I draw the scatter plot of my dependent variable and independent variable, and the result is as following picture? I am wondering if the skewness of the dependent variable may affect the result. It seems that the relationship is not linear and we have a lot of outliers!

 A: This means that your estimates of Sales as a function of Mvisits are more accurate for low values of Sales. You can see that reflected in the confidence bands around the smoothing regression (the red curvy line), which are relatively narrow for average Sales $\le$ 30, but widening quite a bit thereafter.
Of course the histogram of Mvisits is also skewed to the right, so taken together this means your data are giving you a reliable idea about how these two variables relate only for low values of each.
A: It's important to be clear on the difference between the marginal distribution of $y$ and the conditional distribution. It's perfectly possible for $y$ to be skew, but $y|x$ to be normal (say) --- but the assumption is not about $y$, it's about $y|x$.
So skewness in $y$ is not of itself any particular cause for concern. It may not imply anything, and even if it is also associated with some skewness in the conditional distribution, that may not so badly impact your estimation* (though it might affect some of your inference, especially if sample sizes are smallish; at large sample sizes even this concern goes away).
* The least squares line will still be best linear unbiased, for example, so as long as it's not so skew that linear estimators as a class become too poor to be tenable, the best of them should do quite okay.
Of much more concern:
1) your display indicates strong heteroskedasticity. This will impact your inference (CIs and tests) no matter how big your sample size is.

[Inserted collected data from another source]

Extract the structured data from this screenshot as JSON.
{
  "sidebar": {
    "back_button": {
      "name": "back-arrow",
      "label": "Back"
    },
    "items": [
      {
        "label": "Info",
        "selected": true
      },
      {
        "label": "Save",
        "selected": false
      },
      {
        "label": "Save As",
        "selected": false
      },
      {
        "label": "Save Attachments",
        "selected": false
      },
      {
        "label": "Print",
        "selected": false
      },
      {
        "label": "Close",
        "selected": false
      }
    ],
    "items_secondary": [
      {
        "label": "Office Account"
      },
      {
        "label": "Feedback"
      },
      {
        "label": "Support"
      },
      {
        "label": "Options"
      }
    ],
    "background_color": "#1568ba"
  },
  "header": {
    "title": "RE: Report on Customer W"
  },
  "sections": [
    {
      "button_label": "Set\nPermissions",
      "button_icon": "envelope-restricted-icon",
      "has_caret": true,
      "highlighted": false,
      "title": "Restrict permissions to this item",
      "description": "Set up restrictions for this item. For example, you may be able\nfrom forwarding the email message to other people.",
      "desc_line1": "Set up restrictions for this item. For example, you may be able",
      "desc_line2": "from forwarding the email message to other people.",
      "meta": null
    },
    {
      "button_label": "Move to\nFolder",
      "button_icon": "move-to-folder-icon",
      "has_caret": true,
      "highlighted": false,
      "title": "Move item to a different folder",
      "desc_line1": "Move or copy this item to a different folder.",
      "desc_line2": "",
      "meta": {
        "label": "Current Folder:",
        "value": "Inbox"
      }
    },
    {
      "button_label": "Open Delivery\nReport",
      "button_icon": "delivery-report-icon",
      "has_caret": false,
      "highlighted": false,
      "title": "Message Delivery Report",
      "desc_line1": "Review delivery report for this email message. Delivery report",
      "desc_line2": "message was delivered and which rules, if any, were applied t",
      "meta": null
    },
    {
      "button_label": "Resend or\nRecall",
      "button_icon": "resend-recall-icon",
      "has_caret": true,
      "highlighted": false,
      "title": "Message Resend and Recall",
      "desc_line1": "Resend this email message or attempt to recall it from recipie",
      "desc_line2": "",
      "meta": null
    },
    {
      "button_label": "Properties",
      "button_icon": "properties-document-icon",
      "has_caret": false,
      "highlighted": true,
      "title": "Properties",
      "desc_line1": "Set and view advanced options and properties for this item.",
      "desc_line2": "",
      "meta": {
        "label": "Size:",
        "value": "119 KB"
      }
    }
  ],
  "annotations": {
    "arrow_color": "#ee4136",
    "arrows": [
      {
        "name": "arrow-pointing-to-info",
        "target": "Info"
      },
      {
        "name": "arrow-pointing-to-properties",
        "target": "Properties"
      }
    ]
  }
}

2) Clear hints of nonlinearity. In particular, (looking at the points only, since I think the smooth didn't work well because of other issues) the relationship seems to rapidly increasing at small $x$ (up to about 1500 say) but almost flat after that.
3) your x-variable has an influential outlier (or potentially influential point which might be an outlier, depending on what is done about the heteroskedasticity and how the nonlinearity is modelled).
I'd suggest looking at a transformed $y$ in your plot, not so much because of the skewness in the marginal distribution, but to reduce the impact of (1), so that the issues with (2) and (3) can be investigated in more detail.
You might consider looking at one or both of (i) log y vs x, and (ii) log y vs log x (the latter may be slightly more helpful). I expect neither will be linear, but they might help guide you toward choosing a suitable model for both the relationship between the variables and for the conditional distribution of $y$ (most especially, in relation to its variance).